I'm back, did ya miss me? Did ya? Did ya? Did ya?
I missed me too.
Well, actually I didn't really miss me because I was with me 24/7. I was just trying to seem relatable to my readers--like I know how you feel. About missing me. But actually I don't know how you feel at all.
I've missed you though, so I think I can use my imagination.
The whole world has shifted on it's axis since I last posted. Prince William is married. Bin Laden is dead. And Casey got booted from American Idol.
Bless all their hearts.
But my world hasn't shifted at all. Nothing new or groundbreaking has happened to me. Except I made myself a little home office.
And I finished Dummy Boot camp. Wooooooohooooooo!
And I had an epiphany about my hub.
Can you keep a secret? I think he might be a sports junkie. Shhhhhhhhhhhhh
I don't know why I haven't noticed this before, but he's like one of those animal hoarders who can't say no to just one. more. kitten. And then ends up with 65 kittens, who can't stop giving birth to just one. more. kitten.
Sports is just like kittens. Unspayed kittens. Tournaments breed more tournaments, which in turn breed more tournaments.
Trust me, they multiply and divide so fast it would make your head spin if I showed you my calendar. And after they divide, they conquer. First they conquer your wallet, and then they take over your time, followed by your energy, followed by your sanity. Fer reals, you would need a priest to exorcise your demon spirits if you had to keep track of as many games as I do.

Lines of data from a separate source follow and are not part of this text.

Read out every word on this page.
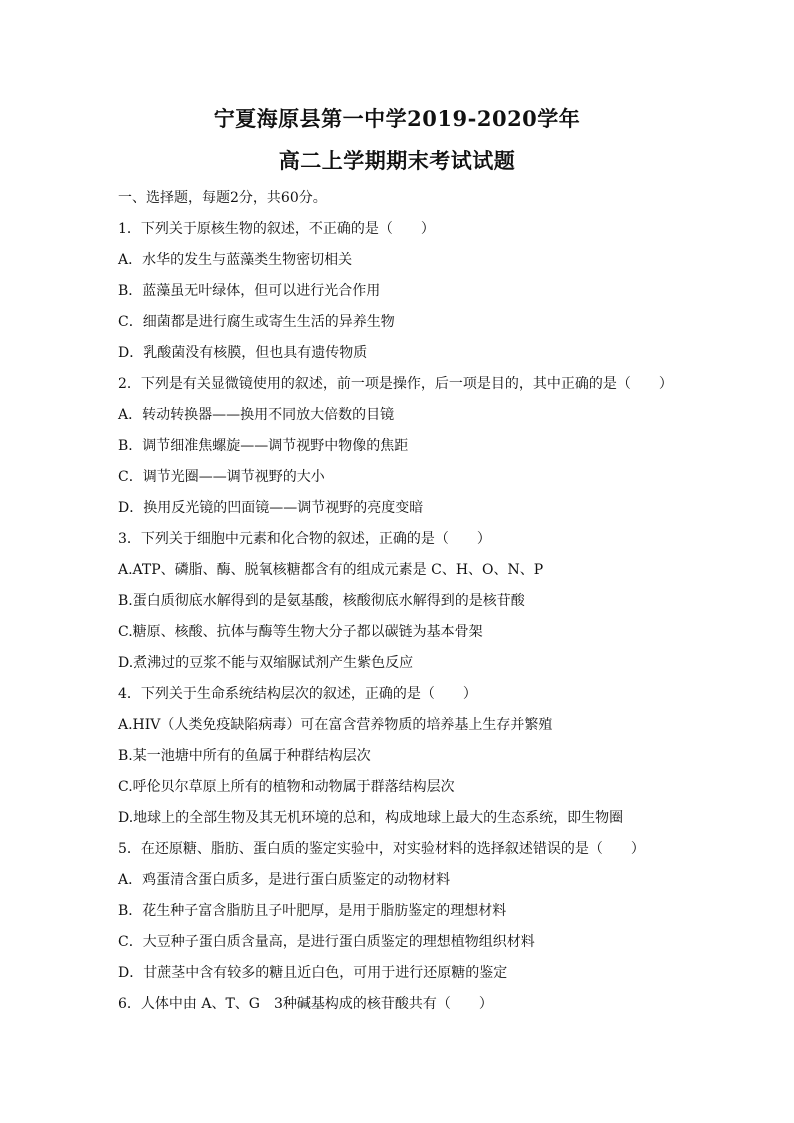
宁夏海原县第一中学2019-2020学年
高二上学期期末考试试题
一、选择题，每题2分，共60分。
1．下列关于原核生物的叙述，不正确的是（　　）
A．水华的发生与蓝藻类生物密切相关
B．蓝藻虽无叶绿体，但可以进行光合作用
C．细菌都是进行腐生或寄生生活的异养生物
D．乳酸菌没有核膜，但也具有遗传物质
2．下列是有关显微镜使用的叙述，前一项是操作，后一项是目的，其中正确的是（　　）
A．转动转换器——换用不同放大倍数的目镜
B．调节细准焦螺旋——调节视野中物像的焦距
C．调节光圈——调节视野的大小
D．换用反光镜的凹面镜——调节视野的亮度变暗
3．下列关于细胞中元素和化合物的叙述，正确的是（　　）
A.ATP、磷脂、酶、脱氧核糖都含有的组成元素是 C、H、O、N、P
B.蛋白质彻底水解得到的是氨基酸，核酸彻底水解得到的是核苷酸
C.糖原、核酸、抗体与酶等生物大分子都以碳链为基本骨架
D.煮沸过的豆浆不能与双缩脲试剂产生紫色反应
4．下列关于生命系统结构层次的叙述，正确的是（　　）
A.HIV（人类免疫缺陷病毒）可在富含营养物质的培养基上生存并繁殖
B.某一池塘中所有的鱼属于种群结构层次
C.呼伦贝尔草原上所有的植物和动物属于群落结构层次
D.地球上的全部生物及其无机环境的总和，构成地球上最大的生态系统，即生物圈
5．在还原糖、脂肪、蛋白质的鉴定实验中，对实验材料的选择叙述错误的是（　　）
A．鸡蛋清含蛋白质多，是进行蛋白质鉴定的动物材料
B．花生种子富含脂肪且子叶肥厚，是用于脂肪鉴定的理想材料
C．大豆种子蛋白质含量高，是进行蛋白质鉴定的理想植物组织材料
D．甘蔗茎中含有较多的糖且近白色，可用于进行还原糖的鉴定
6．人体中由 A、T、G　3种碱基构成的核苷酸共有（　　）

And you'd have to breath into a paper bag every time you check your email.
It's a full time job color coding and cross references all the different leagues and locations and times of all the tournaments for all the different children we have given birth to. A job which is further complicated when one of the children we've given birth to plays on both JV and Varsity teams.
When I say this to my hub he laughs.
I know what you're thinking. You're thinking WHY DO YOU ALLOW THIS INSANITY INTO YOUR LIFE?
You don't understand. You DON'T understand. I tried to put my foot down last week after I received an email from my twins coach asking if they wanted to pay $100 to participate in a two week basketball tournament which would consist of 4-5 games a week in the Salt Lake Area.
My gut reaction was "UH . . . NOoooooooOOOOOooooooo nooo, nooo, uh uh, no way, no how. I'd rather pay to have my spleen sucked through my nose."
But I'm a lady, so I consulted with my hub about all the pros and cons before shouting NO at the top of my lungs--the cons being that they are already juggling their regular basketball games and practices, as well as their baseball games and practices. Oh, and our other son is already in that tournament. Oh, and I am trying to write a book by Saturday.
But who's counting?
We decided together, as two consenting adults, to decline the offer. My hub agreed to break it to their coach at practice the next morning and I went to bed with visions of one less tournament dancing in my head.
The next day I received the following email from their coach:
Dear Dummy. Thank you so much for allowing your boys to play in the Spring Fling tournament. And I do mean Spring FLING, as in, you WILL fling yourself (or more likely your hub) off a cliff before this week is out.
It was at that exact moment when all the missed clues starting piecing themselves together in my mind. It all suddenly made perfect sense.
My hub is coo coo for coconuts.
P.S. speaking of love languages, Lulu in no longer in heat and apparently she's lost all her charms. None of the Romeos in the neighborhood will give her the time of day anymore. (Ain't that just like a man!)
(But mark my words, next they'll be trying to get her to breed tournaments.)